Ihre eigentliche Liebe galt der Bühne. «Ich habe viel lieber Theater gemacht», sagte Weis jüngst in einer ORF-Dokumentation. Auf der Schulbühne zeigte sie in einer Märchen-Rolle früh ihr Talent. Ihre Eltern erlaubten ihr eine Ausbildung am renommierten Max Reinhardt Seminar in Wien.

Von da an ging es fast stetig bergauf. 1959 und 1960 war sie Ensemble-Mitglied im Wiener Theater an der Josefstadt, wechselte nach Berlin, stand in Hamburg und Düsseldorf auf der Bühne. Vor allem München wurde für viele Jahre ihre künstlerische Heimat. Klassische Rollen wie Antigone und Eurydike waren zunächst ihr Fach. Eine ihrer Paraderollen wurde die Titelfigur im Stück «Colombe» des französischen Dramatikers Jean Anouilh. Ein einfaches Mädchen vom Land gerät in die Glitzerwelt des Theaters und wird zu einem verdorbenen Wesen. «Diese Figur hat mich masslos interessiert», sagt Weis. Bei den Salzburger Festspielen stand sie zusammen mit Klaus Maria Brandauer in «Leonce und Lena» und «Figaros Hochzeit oder Der tolle Tag» auf der Bühne.

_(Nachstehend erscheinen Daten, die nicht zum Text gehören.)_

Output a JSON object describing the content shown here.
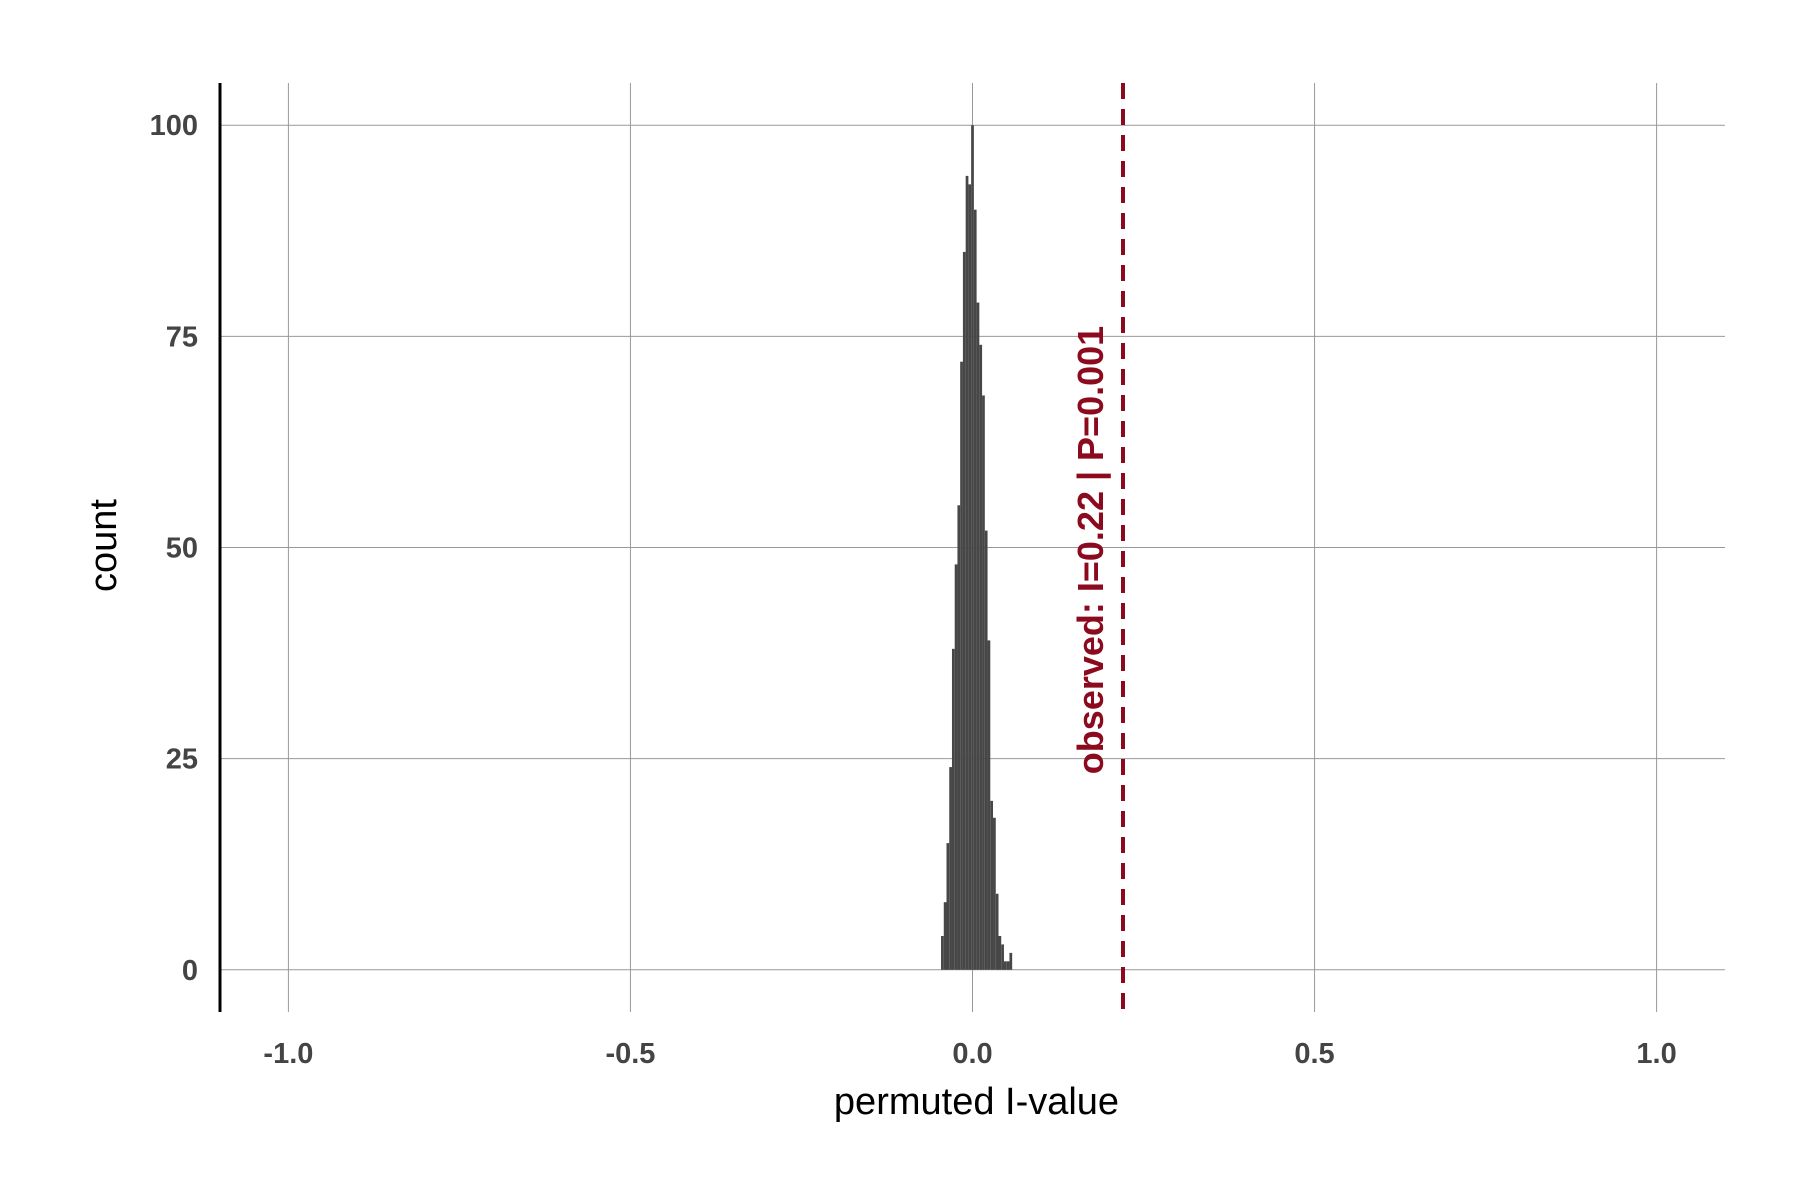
{
  "chart_data": {
    "type": "bar",
    "subtype": "histogram",
    "xlabel": "permuted I-value",
    "ylabel": "count",
    "xlim": [
      -1.1,
      1.1
    ],
    "ylim": [
      -5,
      105
    ],
    "xticks": [
      -1.0,
      -0.5,
      0.0,
      0.5,
      1.0
    ],
    "xtick_labels": [
      "-1.0",
      "-0.5",
      "0.0",
      "0.5",
      "1.0"
    ],
    "yticks": [
      0,
      25,
      50,
      75,
      100
    ],
    "ytick_labels": [
      "0",
      "25",
      "50",
      "75",
      "100"
    ],
    "grid": true,
    "bar_color": "#474747",
    "bin_width": 0.004,
    "bins": [
      {
        "x": -0.044,
        "count": 4
      },
      {
        "x": -0.04,
        "count": 8
      },
      {
        "x": -0.036,
        "count": 15
      },
      {
        "x": -0.032,
        "count": 24
      },
      {
        "x": -0.028,
        "count": 38
      },
      {
        "x": -0.024,
        "count": 48
      },
      {
        "x": -0.02,
        "count": 55
      },
      {
        "x": -0.016,
        "count": 72
      },
      {
        "x": -0.012,
        "count": 85
      },
      {
        "x": -0.008,
        "count": 94
      },
      {
        "x": -0.004,
        "count": 93
      },
      {
        "x": 0.0,
        "count": 100
      },
      {
        "x": 0.004,
        "count": 90
      },
      {
        "x": 0.008,
        "count": 79
      },
      {
        "x": 0.012,
        "count": 74
      },
      {
        "x": 0.016,
        "count": 68
      },
      {
        "x": 0.02,
        "count": 52
      },
      {
        "x": 0.024,
        "count": 39
      },
      {
        "x": 0.028,
        "count": 20
      },
      {
        "x": 0.032,
        "count": 18
      },
      {
        "x": 0.036,
        "count": 9
      },
      {
        "x": 0.04,
        "count": 4
      },
      {
        "x": 0.044,
        "count": 3
      },
      {
        "x": 0.048,
        "count": 1
      },
      {
        "x": 0.052,
        "count": 1
      },
      {
        "x": 0.056,
        "count": 2
      }
    ],
    "observed": {
      "value": 0.22,
      "label": "observed: I=0.22 | P=0.001",
      "color": "#8B0A1E"
    }
  }
}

Mitte der 1970er Jahre wird aus der Schauspielerin auch eine Sängerin. «Jeder Schauspieler ist musikalisch», sagt Weis. Drei Langspielplatten mit eigenen Texten kommen so gut an, dass sie ihr den Deutschen Schallplattenpreis der Phonoakademie Berlin einbringen. Doch bevor die Musik aus einer schönen Begleiterin zur anstrengenden Pflicht wird, ist Weis wieder zurück beim Fernsehen. In der TV-Produktion «Das Fräulein» nach dem Roman des Literaturnobelpreisträgers Ivo Andric spielt sie die Tochter eines bankrotten Kaufmanns, dessen Rat zum Geiz sie zwar reich macht, ihr aber vielfach schadet.

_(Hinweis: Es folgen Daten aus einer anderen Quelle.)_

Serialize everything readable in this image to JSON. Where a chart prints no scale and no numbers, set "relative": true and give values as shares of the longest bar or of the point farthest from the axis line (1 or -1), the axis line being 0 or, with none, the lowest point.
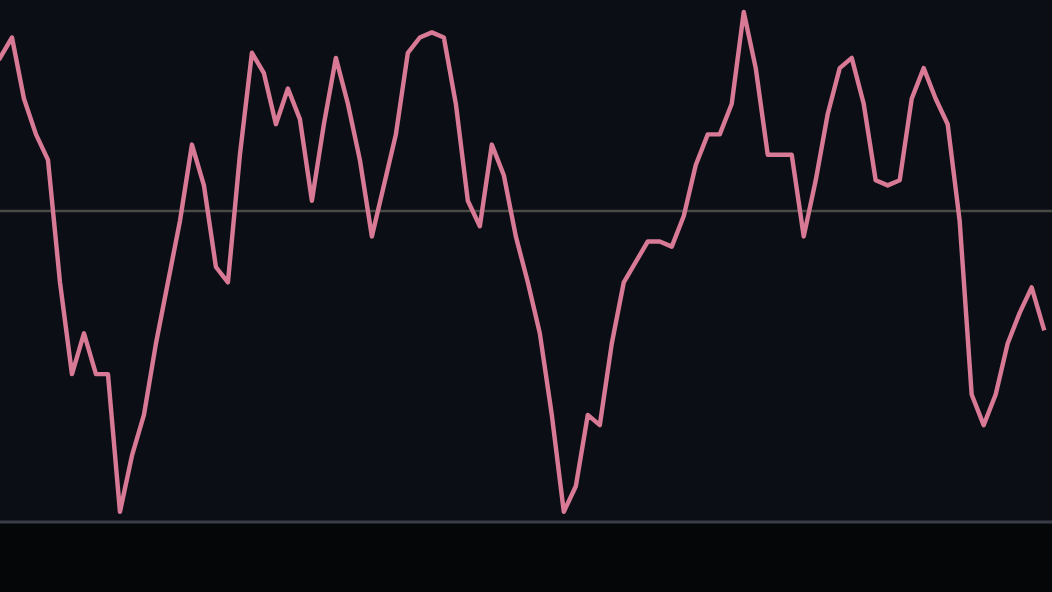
{
  "chart_data": {
    "type": "line",
    "relative": true,
    "legend": false,
    "marker": "none",
    "line_style": "solid",
    "categories": [
      null,
      null,
      null,
      null,
      null,
      null,
      null,
      null,
      null,
      null,
      null,
      null,
      null,
      null,
      null,
      null,
      null,
      null,
      null,
      null,
      null,
      null,
      null,
      null,
      null,
      null,
      null,
      null,
      null,
      null,
      null,
      null,
      null,
      null,
      null,
      null,
      null,
      null,
      null,
      null,
      null,
      null,
      null,
      null,
      null,
      null,
      null,
      null,
      null,
      null,
      null,
      null,
      null,
      null,
      null,
      null,
      null,
      null,
      null,
      null,
      null,
      null,
      null,
      null,
      null,
      null,
      null,
      null,
      null,
      null,
      null,
      null,
      null,
      null,
      null,
      null,
      null,
      null,
      null,
      null,
      null,
      null,
      null,
      null,
      null,
      null,
      null,
      null
    ],
    "series": [
      {
        "color": "#d87a95",
        "values": [
          0.91,
          0.95,
          0.83,
          0.76,
          0.71,
          0.47,
          0.29,
          0.37,
          0.29,
          0.29,
          0.02,
          0.13,
          0.21,
          0.35,
          0.47,
          0.59,
          0.74,
          0.66,
          0.5,
          0.47,
          0.72,
          0.92,
          0.88,
          0.78,
          0.85,
          0.79,
          0.63,
          0.78,
          0.91,
          0.82,
          0.71,
          0.56,
          0.66,
          0.76,
          0.92,
          0.95,
          0.96,
          0.95,
          0.82,
          0.63,
          0.58,
          0.74,
          0.68,
          0.56,
          0.47,
          0.37,
          0.21,
          0.02,
          0.07,
          0.21,
          0.19,
          0.35,
          0.47,
          0.51,
          0.55,
          0.55,
          0.54,
          0.6,
          0.7,
          0.76,
          0.76,
          0.82,
          1.0,
          0.89,
          0.72,
          0.72,
          0.72,
          0.56,
          0.67,
          0.8,
          0.89,
          0.91,
          0.82,
          0.67,
          0.66,
          0.67,
          0.83,
          0.89,
          0.83,
          0.78,
          0.59,
          0.25,
          0.19,
          0.25,
          0.35,
          0.41,
          0.46,
          0.38
        ]
      }
    ],
    "ref_lines": [
      {
        "axis": "y",
        "value": 0.61,
        "color": "#4a4a44",
        "line_style": "solid"
      }
    ]
  }
}
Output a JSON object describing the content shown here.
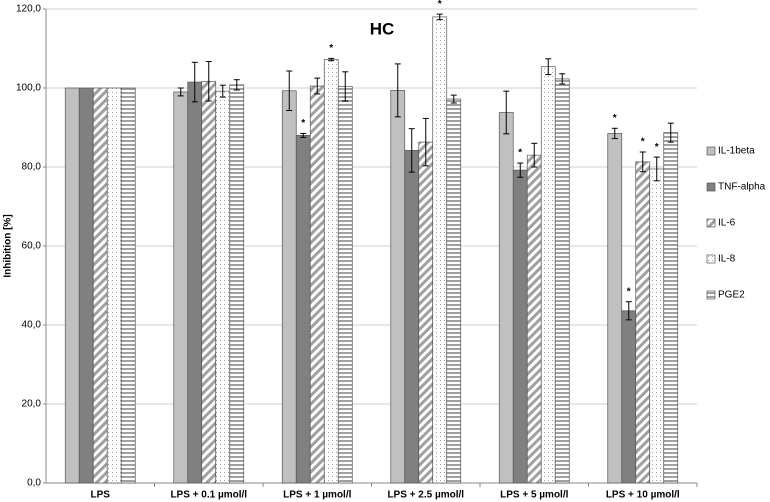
{
  "chart_data": {
    "type": "bar",
    "title": "HC",
    "y_label": "Inhibition [%]",
    "categories": [
      "LPS",
      "LPS + 0.1 µmol/l",
      "LPS + 1 µmol/l",
      "LPS + 2.5 µmol/l",
      "LPS + 5 µmol/l",
      "LPS + 10 µmol/l"
    ],
    "ylim": [
      0,
      120
    ],
    "yticks": [
      {
        "value": 0,
        "label": "0,0"
      },
      {
        "value": 20,
        "label": "20,0"
      },
      {
        "value": 40,
        "label": "40,0"
      },
      {
        "value": 60,
        "label": "60,0"
      },
      {
        "value": 80,
        "label": "80,0"
      },
      {
        "value": 100,
        "label": "100,0"
      },
      {
        "value": 120,
        "label": "120,0"
      }
    ],
    "grid": true,
    "legend": "right",
    "series": [
      {
        "name": "IL-1beta",
        "color": "#c0c0c0",
        "pattern": "solid",
        "values": [
          100,
          99,
          99.3,
          99.4,
          93.8,
          88.5
        ],
        "errors": [
          0,
          1,
          5,
          6.7,
          5.4,
          1.3
        ],
        "markers": [
          null,
          null,
          null,
          null,
          null,
          "*"
        ]
      },
      {
        "name": "TNF-alpha",
        "color": "#808080",
        "pattern": "solid",
        "values": [
          100,
          101.5,
          88,
          84.2,
          79.2,
          43.6
        ],
        "errors": [
          0,
          5,
          0.5,
          5.5,
          1.8,
          2.3
        ],
        "markers": [
          null,
          null,
          "*",
          null,
          "*",
          "*"
        ]
      },
      {
        "name": "IL-6",
        "color": "#a0a0a0",
        "pattern": "diagonal",
        "values": [
          100,
          101.7,
          100.5,
          86.3,
          83,
          81.3
        ],
        "errors": [
          0,
          5,
          2,
          6,
          3,
          2.5
        ],
        "markers": [
          null,
          null,
          null,
          null,
          null,
          "*"
        ]
      },
      {
        "name": "IL-8",
        "color": "#a0a0a0",
        "pattern": "dots",
        "values": [
          100,
          99.2,
          107.2,
          118,
          105.4,
          79.5
        ],
        "errors": [
          0,
          1.5,
          0.3,
          0.7,
          2,
          3
        ],
        "markers": [
          null,
          null,
          "*",
          "*",
          null,
          "*"
        ]
      },
      {
        "name": "PGE2",
        "color": "#a0a0a0",
        "pattern": "horizontal",
        "values": [
          100,
          100.8,
          100.4,
          97.2,
          102.3,
          88.7
        ],
        "errors": [
          0,
          1.3,
          3.7,
          1,
          1.3,
          2.4
        ],
        "markers": [
          null,
          null,
          null,
          null,
          null,
          null
        ]
      }
    ]
  }
}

«Grossartig war's», blickt Weis zufrieden auf ihre Karriere zurück. Gerade im Fernsehen habe noch nicht der immense Zeitdruck geherrscht, wie er heute bei den Produktionen oft üblich sei. Es sei viel geprobt worden, erinnert sie sich. Die bei den Zuschauern beliebte Schauspielerin bekam die Goldene Kamera und den Goldenen Bildschirm. Einer ihrer Aussprüche schaffte es in mehrere Zitatenschätze: «Wenn es darauf ankommt, in den Augen einer Frau zu lesen, sind die meisten Männer Analphabeten.» Sie selbst war viele Jahre lang glücklich mit dem Theaterproduzenten Hellmuth Duna verheiratet, den sie später zehn Jahre lang pflegte.

Weis hatte lange Zeit ein eher beneidenswertes Luxusproblem. «Ich habe immer jünger ausgesehen als ich in Wirklichkeit war», erinnert sie sich. Sie habe Mädchen-Rollen bekommen statt altersgerechte Parts. Obwohl es ihr gut geht, hat sie sich seit einigen Jahren ganz aus dem Geschäft zurückgezogen. «Alles hat seine Zeit. Man müsste zu viel Rücksicht auf mich nehmen.»